Nowhere Boy (2010)

Nowhereboy_copy

Doesn’t have a point of view;
Knows not where he’s going to;
Isn’t he a bit like you and me?

   I’ve been a Beatles fan for years.  It all started when I was in middle school and I caught a rerun of the Anthology special over Thanksgiving break.  I was skeptical about a biopic tackling the life of John Lennon and the start of the group.  It had been tried, and now that I had the anthology on DVD, what could a movie give me that the documentary could not?  But the reviews kept coming up roses so I added it to my Netflix list and finally got a chance to watch Nowhere Boy tonight.  Beatles or not, this was a beautiful movie about a young man searching for direction during those precious teen years. 

The thing I really enjoyed about this movie was that they did not make excuses for Lennon, or paint him as a saint.  He was the way he was.  You could see what traits he inherited from his mother, learned from his aunt, and arose due to his situation growing up feeling unwanted.  But there are no apologies made.  It’s just his story. 

The movie spans about 3 years, but movies very quickly (only 1 hr 38 mins) but the script is so tight that the time just flies by.  Aaron Johnson was amazing as John, and Kristen Scott Thomas was perfect as Aunt Mimi.  Anne-Marie Duff did a great job with Julia, a woman who clearly had some issues but tried to had them behind a smile.  It was great to see these women brought to life.  I read a lot of Beatles bios back in the day, and while these two were always prominently mentioned when discussing John’s story, but this film made me really see them for the first time, breathing life into the black & white photos that are always included in the books and Anthology documentary (and also flash by at the end of the film before the credits roll). 
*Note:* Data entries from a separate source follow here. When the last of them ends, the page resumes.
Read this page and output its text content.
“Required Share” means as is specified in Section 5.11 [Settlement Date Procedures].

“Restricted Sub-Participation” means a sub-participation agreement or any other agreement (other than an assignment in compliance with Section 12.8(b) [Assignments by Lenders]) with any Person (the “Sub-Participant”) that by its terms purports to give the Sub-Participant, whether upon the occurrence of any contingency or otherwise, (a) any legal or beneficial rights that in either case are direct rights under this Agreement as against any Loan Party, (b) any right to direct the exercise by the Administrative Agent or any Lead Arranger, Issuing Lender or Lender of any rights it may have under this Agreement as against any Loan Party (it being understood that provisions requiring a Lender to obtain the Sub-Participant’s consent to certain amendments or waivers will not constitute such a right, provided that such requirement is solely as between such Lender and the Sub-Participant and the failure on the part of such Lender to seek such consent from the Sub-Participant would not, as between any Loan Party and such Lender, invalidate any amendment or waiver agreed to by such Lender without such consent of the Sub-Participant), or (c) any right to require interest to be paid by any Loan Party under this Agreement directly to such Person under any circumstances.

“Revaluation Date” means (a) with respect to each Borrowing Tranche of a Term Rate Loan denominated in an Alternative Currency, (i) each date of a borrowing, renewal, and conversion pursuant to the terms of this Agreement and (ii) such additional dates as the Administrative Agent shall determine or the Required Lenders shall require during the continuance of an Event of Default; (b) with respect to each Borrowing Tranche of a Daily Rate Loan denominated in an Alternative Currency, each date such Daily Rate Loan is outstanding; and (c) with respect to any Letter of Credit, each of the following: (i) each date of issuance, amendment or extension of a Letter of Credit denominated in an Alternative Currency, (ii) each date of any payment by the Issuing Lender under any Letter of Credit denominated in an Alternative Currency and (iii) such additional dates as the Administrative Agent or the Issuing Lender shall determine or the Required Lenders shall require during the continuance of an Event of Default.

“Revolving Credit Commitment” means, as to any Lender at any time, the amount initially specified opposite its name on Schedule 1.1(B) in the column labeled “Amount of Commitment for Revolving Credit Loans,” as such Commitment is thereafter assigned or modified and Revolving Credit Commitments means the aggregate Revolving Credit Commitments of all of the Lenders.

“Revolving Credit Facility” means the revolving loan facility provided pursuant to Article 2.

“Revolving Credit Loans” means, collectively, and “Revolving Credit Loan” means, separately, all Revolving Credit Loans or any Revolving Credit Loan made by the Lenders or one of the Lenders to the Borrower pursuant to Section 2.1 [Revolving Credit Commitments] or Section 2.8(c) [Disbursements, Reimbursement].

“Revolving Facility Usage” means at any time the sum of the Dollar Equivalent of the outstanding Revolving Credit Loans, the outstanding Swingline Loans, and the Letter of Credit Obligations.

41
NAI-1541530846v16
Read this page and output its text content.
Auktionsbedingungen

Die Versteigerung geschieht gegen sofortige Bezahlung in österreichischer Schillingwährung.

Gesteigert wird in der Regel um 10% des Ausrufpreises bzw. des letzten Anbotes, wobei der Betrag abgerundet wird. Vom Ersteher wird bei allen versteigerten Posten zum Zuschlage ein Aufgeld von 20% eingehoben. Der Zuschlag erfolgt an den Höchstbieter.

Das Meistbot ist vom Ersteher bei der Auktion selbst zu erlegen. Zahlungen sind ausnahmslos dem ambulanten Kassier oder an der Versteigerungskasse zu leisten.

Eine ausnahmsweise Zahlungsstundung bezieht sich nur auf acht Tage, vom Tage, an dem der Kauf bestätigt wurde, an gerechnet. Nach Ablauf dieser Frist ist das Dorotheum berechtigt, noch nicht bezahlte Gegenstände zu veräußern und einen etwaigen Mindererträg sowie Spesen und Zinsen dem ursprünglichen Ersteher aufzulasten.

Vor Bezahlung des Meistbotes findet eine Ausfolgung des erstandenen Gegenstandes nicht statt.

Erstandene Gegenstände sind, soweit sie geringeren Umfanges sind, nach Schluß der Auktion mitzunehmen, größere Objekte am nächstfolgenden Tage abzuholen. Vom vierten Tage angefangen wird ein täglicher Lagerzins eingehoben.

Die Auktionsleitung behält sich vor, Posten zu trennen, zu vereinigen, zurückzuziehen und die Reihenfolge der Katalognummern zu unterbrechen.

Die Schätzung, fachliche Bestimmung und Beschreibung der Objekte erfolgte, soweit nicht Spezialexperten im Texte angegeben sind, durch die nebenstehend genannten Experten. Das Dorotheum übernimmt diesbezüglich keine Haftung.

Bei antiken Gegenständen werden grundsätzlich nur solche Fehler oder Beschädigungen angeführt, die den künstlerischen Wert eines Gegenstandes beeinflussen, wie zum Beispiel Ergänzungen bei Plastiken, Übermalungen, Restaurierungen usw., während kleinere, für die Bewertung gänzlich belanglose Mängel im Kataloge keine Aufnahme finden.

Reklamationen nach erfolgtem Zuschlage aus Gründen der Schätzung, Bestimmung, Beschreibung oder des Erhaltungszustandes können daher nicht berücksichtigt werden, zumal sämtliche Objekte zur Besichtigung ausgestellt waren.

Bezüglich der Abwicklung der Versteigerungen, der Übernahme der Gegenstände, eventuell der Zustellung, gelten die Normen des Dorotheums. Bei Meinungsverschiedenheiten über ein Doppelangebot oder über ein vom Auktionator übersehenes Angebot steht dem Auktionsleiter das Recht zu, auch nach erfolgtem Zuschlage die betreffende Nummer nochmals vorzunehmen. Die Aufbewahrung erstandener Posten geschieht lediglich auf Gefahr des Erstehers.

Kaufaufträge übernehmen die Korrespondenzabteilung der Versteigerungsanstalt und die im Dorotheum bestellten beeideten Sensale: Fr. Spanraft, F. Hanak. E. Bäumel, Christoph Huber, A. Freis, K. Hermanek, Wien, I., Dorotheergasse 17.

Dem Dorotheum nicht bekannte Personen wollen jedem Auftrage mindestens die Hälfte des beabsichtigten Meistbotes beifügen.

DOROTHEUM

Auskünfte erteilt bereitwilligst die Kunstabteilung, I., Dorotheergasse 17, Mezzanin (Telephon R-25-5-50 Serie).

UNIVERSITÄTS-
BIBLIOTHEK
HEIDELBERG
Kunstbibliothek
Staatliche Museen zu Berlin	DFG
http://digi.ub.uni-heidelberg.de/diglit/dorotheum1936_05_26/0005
Biggest surprise was Thomas Brodie-Sangster as Paul McCartney.  I could have watched an entire movie of the boys touring Hamburg because I really felt the relationship between Johnson and Sangster as Lennon and McCartney really worked.  There was one scene at the end that I just loved, where you can almost see Paul slip into that special place in John’s heart and become more than just a bandmate, but a brother of sorts.  And I felt both boys handled it perfectly 

I don’t think you have to be a Fab Four Fangirl like me to enjoy this movie.  There is no pre-requisites for viewing this movie.  It’s well written, directed, and acted and will keep you interested for the entire run time.  A story of love, redemption, tragedy, loss — one that can only be told because it’s a true story; if they tried to make it up, it would be unbelievable.  It’s another story that proves that it doesn’t matter what decade you grow up in, what country you live in – being a teenager is a strange time for everyone as you try to find a place.